This discipline is not about perfect focus, optimal exposure, or straight-vertical buildings.
It’s about taking the pulse of a living city, by showing its inhabitants going about their daily lives on the streets. Of course, if the subjects know they’re being photographed, it ruins the scene. Anonymity and unawareness bring these fleeting moments to life, in a way no funny pose can.
Alfie Goodrich offers photography courses on various topics in Tokyo. I highly recommend to try out one of his offerings via Japanorama, or ask for a private class, as I did on July 2nd. You can’t imagine how much I learned in just a couple of hours!
One note: this kind of photography probably isn’t possible everywhere. In a lot of western countries, someone might punch you if they realize you’re taking their photo without asking first. And you’d better not take any photos of kids in the west, either. But after exploring street photography, I have a lot more respect for the results.
Done right, street photography is not meant to expose anyone’s flaws or look up their skirt. It is a means of bringing a city to life. I’d be honored if a random photograph of me in Munich helped to color the city for lovers of photography who might come across it on Flickr. So, if you see me partying at Oktoberfest or wandering on Neuhauser Strasse, snap away!

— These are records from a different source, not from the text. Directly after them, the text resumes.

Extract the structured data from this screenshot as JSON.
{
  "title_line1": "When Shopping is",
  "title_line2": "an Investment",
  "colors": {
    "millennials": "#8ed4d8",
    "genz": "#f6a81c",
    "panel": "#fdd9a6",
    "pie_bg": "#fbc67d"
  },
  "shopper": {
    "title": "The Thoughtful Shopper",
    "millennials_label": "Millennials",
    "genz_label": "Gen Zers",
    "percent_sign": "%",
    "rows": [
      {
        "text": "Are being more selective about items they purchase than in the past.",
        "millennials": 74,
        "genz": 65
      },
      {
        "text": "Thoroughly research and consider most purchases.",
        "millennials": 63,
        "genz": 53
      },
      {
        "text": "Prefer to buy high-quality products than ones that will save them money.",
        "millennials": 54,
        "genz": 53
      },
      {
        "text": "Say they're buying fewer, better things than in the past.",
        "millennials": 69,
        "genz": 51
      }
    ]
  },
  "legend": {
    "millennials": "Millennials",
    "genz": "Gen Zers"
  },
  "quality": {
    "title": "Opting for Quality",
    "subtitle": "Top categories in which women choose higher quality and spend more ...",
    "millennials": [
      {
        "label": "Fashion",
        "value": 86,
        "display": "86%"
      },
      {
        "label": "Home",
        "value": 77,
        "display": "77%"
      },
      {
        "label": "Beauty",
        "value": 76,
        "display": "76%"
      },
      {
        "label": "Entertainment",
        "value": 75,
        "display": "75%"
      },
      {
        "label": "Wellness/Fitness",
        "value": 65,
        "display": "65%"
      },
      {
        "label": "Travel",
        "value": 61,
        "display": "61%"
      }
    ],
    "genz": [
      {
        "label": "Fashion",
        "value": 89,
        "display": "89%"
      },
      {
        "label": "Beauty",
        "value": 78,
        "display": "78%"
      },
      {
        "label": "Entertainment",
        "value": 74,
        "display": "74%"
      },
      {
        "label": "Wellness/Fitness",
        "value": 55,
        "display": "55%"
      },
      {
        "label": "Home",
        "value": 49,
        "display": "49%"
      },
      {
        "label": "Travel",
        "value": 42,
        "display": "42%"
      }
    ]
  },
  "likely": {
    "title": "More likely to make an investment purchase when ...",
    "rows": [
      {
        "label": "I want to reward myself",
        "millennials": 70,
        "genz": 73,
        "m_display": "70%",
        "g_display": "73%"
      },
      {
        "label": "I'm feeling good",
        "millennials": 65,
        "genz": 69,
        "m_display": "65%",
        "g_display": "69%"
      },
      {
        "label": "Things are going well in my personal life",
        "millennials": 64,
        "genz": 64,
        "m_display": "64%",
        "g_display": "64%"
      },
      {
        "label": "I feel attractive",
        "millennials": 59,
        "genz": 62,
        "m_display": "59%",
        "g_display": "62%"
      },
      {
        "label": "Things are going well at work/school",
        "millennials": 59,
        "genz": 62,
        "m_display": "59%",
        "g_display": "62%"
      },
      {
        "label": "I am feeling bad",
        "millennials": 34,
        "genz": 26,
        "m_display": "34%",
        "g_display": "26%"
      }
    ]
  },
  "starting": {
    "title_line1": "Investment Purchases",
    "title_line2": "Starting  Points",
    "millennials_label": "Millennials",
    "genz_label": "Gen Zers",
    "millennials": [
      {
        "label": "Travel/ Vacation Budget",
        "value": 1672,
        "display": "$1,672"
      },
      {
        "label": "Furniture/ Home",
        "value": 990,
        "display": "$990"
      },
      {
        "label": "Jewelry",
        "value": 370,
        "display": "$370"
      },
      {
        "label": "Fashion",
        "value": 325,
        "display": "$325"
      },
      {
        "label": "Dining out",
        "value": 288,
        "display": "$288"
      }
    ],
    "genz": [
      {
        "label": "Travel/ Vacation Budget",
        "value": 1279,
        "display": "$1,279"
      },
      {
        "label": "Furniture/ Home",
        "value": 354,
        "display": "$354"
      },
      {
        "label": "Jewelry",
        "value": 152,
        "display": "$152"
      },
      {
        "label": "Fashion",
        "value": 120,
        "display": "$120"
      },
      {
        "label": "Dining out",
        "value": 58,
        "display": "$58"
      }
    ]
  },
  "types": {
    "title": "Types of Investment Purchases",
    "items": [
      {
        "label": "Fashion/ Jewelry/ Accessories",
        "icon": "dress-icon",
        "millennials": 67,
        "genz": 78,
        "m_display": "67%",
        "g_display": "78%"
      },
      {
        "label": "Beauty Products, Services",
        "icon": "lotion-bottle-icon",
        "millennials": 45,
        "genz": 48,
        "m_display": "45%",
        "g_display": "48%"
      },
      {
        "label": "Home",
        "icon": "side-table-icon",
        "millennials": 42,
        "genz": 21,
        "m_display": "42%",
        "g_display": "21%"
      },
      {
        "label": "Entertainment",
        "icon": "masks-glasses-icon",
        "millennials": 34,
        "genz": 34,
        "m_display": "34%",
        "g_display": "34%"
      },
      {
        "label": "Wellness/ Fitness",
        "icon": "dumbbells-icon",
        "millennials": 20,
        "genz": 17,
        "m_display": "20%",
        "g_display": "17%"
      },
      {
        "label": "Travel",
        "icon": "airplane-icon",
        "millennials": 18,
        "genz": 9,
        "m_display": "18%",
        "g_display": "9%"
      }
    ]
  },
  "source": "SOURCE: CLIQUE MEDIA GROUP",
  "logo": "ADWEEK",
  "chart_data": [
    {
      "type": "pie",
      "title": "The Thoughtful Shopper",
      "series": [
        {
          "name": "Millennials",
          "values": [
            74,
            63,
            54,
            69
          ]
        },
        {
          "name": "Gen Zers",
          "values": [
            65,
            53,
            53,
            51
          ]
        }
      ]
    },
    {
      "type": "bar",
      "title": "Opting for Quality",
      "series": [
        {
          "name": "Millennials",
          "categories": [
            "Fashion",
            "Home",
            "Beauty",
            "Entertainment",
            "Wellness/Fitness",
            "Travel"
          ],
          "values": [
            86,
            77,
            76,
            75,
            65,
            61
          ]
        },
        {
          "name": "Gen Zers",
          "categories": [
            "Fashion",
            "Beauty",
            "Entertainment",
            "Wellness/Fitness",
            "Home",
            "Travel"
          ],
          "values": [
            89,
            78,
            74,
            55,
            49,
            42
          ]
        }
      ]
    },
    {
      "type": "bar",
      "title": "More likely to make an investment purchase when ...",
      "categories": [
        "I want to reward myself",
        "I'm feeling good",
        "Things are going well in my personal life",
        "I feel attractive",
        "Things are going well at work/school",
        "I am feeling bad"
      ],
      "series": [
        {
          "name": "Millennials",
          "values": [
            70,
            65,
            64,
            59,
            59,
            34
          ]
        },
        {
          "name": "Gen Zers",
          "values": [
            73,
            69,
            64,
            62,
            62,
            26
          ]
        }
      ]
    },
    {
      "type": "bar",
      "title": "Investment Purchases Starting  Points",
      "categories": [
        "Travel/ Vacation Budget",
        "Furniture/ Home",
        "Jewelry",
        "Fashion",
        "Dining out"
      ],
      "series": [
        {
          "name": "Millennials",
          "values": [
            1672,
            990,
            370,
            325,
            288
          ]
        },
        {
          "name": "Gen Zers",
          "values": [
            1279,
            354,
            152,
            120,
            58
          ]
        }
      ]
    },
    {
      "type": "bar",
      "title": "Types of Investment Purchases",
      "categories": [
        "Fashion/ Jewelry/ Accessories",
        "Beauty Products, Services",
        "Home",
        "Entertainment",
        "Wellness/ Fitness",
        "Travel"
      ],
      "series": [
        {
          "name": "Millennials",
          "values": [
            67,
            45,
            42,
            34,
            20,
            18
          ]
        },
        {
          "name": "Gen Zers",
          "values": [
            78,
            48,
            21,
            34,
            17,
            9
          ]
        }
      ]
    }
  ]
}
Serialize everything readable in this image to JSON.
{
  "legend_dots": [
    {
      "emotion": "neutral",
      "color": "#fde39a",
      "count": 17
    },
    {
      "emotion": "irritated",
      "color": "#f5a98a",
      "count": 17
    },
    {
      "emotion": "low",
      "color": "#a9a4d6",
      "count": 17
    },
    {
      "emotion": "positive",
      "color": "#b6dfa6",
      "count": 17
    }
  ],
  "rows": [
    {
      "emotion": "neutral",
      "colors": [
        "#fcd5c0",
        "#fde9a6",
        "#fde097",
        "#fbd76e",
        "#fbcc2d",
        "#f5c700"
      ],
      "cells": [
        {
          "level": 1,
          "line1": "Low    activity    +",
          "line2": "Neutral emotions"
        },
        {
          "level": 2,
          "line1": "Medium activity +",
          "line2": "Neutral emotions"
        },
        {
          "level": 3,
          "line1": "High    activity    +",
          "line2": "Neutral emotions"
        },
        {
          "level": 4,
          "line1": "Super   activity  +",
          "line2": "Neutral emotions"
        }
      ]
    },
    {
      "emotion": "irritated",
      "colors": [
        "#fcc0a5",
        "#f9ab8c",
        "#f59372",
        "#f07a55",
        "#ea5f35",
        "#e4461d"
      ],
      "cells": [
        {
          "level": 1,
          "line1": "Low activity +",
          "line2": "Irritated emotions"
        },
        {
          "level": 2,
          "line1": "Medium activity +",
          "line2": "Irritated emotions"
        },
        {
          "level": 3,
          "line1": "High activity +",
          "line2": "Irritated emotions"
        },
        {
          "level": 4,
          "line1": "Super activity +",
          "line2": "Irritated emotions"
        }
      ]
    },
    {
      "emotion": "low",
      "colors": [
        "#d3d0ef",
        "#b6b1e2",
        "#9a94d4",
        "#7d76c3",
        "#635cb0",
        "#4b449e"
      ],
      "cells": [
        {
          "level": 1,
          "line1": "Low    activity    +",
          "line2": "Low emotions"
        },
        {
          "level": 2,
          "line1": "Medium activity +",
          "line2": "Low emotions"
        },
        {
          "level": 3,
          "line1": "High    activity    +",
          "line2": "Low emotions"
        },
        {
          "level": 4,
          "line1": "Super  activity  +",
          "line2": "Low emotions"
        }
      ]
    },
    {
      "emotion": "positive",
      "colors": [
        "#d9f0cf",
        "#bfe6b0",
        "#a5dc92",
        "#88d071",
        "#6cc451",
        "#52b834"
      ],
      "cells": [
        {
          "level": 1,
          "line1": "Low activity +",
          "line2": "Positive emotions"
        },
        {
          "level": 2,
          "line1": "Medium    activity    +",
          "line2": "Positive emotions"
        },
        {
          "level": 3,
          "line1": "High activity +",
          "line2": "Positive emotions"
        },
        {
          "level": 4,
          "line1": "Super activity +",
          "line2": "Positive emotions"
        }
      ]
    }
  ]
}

Thanks again to Alfie for the amazing lesson. I look forward to another session the next time I visit Tokyo! I’ll end with a few photos that really show what Tokyo is about.
I’d seen these “levitating chopsticks” a few times, and apparently this girl was as mesmerized by them as I was!
Style. Fashion. And, everyone is constantly playing with their mobile phone, mp3’s, or both.
Finally: this older woman has it all. Sun-umbrella, matching outfit, and (of course) a germ mask.
More than any of my other photos so far, I feel that the ones I’ve shown today capture Tokyo in a nutshell. Is there any particular photo that you really like? If so, why?